Artistic Effect

Architect May Be Final Judge On Appearance Issues

Under Article 2.2.11 of the American Institute of Architects general conditions commonly used in construction contracts, the architect’s determination of the artistic effect of the work is final and binding on the parties (owner and contractor) if consistent with the contract documents. Essentially, this means that the architect has the last word about the aesthetic appearance of any part of the work on the project.

Under the same general conditions, the architect’s decisions as to all other matters may be appealed through the arbitration process. Therefore, unless that provision is amended or deleted, the owner and contractor agree that the architect will be the final judge of the appearance of the work.

Difficulties over this provision may occur in instances where either the owner or contractor disagrees with the architect’s approval or rejection of appearances. If, for example, the architect is dissatisfied with the appearance of a masonry wall he might direct that it be entirely removed and replaced irrespective of the expense involved and of the fact that the wall is otherwise structurally and functionally sound. Unless that decision is contrary to provisions of the contract documents, the wall goes and the contractor or masonry subcontractor would bear the expense of removal and replacement. They may also risk liabilities for resulting de lays.

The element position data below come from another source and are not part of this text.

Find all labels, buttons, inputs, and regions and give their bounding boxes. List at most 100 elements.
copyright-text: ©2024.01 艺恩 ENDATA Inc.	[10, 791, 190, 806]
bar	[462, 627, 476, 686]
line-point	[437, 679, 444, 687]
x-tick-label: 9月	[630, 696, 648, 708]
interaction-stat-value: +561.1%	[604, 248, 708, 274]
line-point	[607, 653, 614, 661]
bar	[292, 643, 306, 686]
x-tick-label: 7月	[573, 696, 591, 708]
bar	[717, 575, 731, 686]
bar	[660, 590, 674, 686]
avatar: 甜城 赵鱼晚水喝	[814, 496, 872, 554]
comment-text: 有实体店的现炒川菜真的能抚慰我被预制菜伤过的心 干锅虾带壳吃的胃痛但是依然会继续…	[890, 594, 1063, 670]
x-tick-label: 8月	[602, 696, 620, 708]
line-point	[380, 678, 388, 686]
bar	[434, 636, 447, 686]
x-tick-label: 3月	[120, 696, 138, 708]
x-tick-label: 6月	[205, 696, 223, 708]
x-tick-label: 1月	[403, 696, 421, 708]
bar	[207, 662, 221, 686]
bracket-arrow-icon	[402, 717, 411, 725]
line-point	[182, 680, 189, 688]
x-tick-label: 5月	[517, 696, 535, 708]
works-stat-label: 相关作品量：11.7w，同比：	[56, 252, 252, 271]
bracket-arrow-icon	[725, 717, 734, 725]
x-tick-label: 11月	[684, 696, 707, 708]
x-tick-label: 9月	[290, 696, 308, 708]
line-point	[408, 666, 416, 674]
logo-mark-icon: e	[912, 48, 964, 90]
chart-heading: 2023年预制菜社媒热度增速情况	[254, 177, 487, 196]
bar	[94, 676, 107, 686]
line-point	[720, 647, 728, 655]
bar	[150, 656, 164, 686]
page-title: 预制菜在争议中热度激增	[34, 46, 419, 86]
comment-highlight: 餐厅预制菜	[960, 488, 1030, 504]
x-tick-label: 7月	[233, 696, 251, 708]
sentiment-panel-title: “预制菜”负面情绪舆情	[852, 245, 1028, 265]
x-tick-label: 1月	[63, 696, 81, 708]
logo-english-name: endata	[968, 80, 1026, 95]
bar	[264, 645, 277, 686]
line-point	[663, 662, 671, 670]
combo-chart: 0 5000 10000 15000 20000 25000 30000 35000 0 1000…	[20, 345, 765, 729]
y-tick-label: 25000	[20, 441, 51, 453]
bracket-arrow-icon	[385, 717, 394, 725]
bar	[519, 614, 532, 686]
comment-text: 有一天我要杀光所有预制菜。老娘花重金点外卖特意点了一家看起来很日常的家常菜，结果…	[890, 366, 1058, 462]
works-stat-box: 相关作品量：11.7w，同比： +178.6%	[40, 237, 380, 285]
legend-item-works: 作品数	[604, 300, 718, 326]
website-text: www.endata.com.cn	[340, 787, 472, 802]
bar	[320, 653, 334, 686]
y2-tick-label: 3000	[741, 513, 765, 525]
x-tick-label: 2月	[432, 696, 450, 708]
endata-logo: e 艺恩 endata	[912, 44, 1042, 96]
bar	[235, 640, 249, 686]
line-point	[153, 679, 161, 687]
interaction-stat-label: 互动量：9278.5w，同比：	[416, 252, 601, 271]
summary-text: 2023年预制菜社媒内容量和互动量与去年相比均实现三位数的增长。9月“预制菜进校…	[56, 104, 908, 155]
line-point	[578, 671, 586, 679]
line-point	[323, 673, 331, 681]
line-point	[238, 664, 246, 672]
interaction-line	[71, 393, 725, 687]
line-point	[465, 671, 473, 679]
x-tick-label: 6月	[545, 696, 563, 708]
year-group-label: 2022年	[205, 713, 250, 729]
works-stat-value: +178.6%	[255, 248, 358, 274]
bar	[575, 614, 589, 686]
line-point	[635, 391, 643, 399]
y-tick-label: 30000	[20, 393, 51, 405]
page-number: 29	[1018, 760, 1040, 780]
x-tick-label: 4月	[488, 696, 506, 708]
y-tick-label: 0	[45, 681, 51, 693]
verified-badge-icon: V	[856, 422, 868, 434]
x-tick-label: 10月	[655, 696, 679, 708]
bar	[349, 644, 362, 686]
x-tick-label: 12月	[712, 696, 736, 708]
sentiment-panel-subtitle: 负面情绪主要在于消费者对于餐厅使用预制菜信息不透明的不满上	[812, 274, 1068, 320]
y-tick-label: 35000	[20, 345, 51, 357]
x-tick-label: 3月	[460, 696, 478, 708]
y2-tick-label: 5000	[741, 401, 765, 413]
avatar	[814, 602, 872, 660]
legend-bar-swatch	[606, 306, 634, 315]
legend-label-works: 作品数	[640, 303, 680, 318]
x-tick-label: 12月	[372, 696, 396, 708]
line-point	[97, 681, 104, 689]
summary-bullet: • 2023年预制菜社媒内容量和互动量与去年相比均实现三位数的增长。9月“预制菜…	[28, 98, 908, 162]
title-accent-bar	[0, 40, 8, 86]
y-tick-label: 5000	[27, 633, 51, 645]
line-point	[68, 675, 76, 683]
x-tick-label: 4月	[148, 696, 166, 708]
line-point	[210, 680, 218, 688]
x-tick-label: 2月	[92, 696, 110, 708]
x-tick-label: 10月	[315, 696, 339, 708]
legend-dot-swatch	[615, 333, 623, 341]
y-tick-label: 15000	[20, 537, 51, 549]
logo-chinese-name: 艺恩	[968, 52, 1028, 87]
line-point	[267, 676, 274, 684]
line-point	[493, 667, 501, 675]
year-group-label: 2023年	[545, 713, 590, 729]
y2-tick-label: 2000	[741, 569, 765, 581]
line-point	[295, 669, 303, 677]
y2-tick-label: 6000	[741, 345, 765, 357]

The majority of court decisions involving enforcement of the artistic effect provision uphold its validity. Courts generally rule that if the parties agreed to be bound by the architect’s decision, they are bound.

Some Exception To Architect’s Final Authority

The only exception recognized by these courts is where the architect’s determination is fraudulent, arbitrary or capricious. For example, if the architect rejects a masonry wall because of a personal vendetta against the masonry contractor or if other architects in the same community unanimously agree that the wall was aesthetically consistent with the contract documents, courts or arbitration panels may decline to enforce the architect’s rejection. In that instance, the cost of removal and replacement may have to be shouldered by the architect or the owner.

Court Support For Finality Of Decision

Years ago, the Colorado Supreme Court ruled that if the parties, by contract, had agreed to make someone a final judge of a particular dispute, they are bound by that person’s decision, absent fraud, arbitrariness or capriciousness. That case may be called the “pea case” because it involved a contract between a canning company and a pea farmer. The contract there required that the canning company’s superintendent determine the fitness of peas grown by the farmer for canning. The superintendent rejected the farmer’s peas and he got-well-he went to court. The result was that the canning company won the case and the farmer had to peddle his peas elsewhere.

The cautious contractor seeking to avoid problems under this clause may be well-advised to provide samples for architect approval and retain those samples to avoid later disputes. Otherwise, the contractor may request artistic approval by the architect before completing the particular portion of the work. Owners may likewise experience difficulties with the aesthetic effect clause if they are not satisfied with appearances but their architects are.

Sophisticated architects are not likely to be unreasonable in their approach to the artistic effect question. They risk the possibility that a court may decide that their decision was fraudulent, arbitrary or grossly unreasonable. In that event, the expenses of removal and replacement may come out of their pockets.

The lessons to be learned from this discussion are: (1) parties adopting the AIA General Conditions should be aware of the existence of the artistic effect clause and (2) those same parties should not sow bad peas.